Listing 7: 05-node-exporter.yml

[...]
hostPID: true
hostIPC: true
hostNetwork: true
[...]
  volumeMounts:
    - name: proc
      mountPath: /host/proc
[...]
volumes:
  - name: proc
    hostPath:
      path: /proc
[...]

The Aim

After these few steps, Prometheus is ready for use; following this call,

minikube service prometheus --namespace=monitoring

Prometheus delivers the metrics, and Grafana [18] provides a nice graphical overview of the Kubernetes cluster:

kubectl create -f 06-grafana-deployment.yml
kubectl create -f 07-grafana-service.yml
minikube service grafana --namespace=monitoring

A script I wrote helps set up Grafana [11], which creates a data source for Prometheus and imports two useful dashboards for Kubernetes [19] [20]:

./configure_grafana.sh

If you log in with the same usernames and the password admin, you can select the newly created dashboards from the drop-down menu, and you can then browse the information that the Minikube cluster reveals (Figure 3).

Figure 3: The Grafana dashboard helps visualize the data collected during monitoring.

A series of dashboards for Kubernetes [21] is available from the Grafana website [18]; however, some trial and error is in order: Sometimes the developers seem to use other relabeling rules, and all fields remain empty.

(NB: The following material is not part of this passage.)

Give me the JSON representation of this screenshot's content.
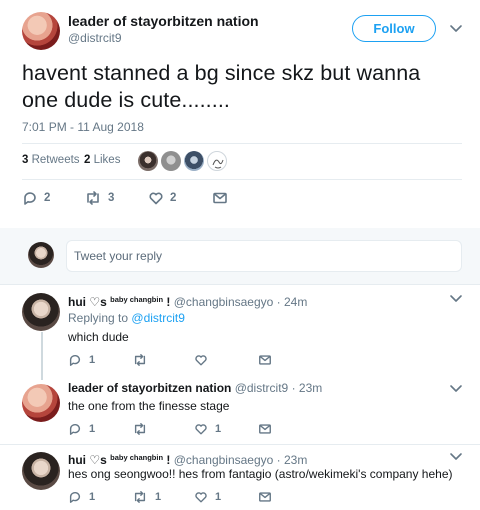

Adjusting the queries can be quite complex, so these dashboards are more suitable as a good starting point for your own programming.

What Else?

So far, you have gathered a lot of information about the Kubernetes cluster, but there is still more. One interesting Kubernetes subproject named kube-state-metrics [22] retrieves information relating to existing objects from the Kubernetes API and generates new metrics:

kubectl create -f 08-kube-state-metrics-deployment.yml
kubectl create -f 09-kube-state-metrics-service.yml

It provides these metrics in a form compatible with Prometheus [23]. Thus, it can notify administrators, for example, if nodes are not accepting any new pods (unschedulable) or if pods are on the kill list. Complete monitoring in the Kubernetes dashboard is shown in Figure 4.

Figure 4: At the end of the little experiment, the Minikube dashboard displays various values for Kubernetes.

Conclusions

The demo environment shown in this article shows how you can monitor your Kubernetes cluster. Various metrics inform you about what is currently happening in the cluster. More fine tuning helps: You can expand the production monitoring system to include the Alert Manager and the need to think about persistent data storage. The CoreOS Prometheus operator [24] [25] takes an interesting approach; it installs production-ready Kubernetes monitoring with very little effort.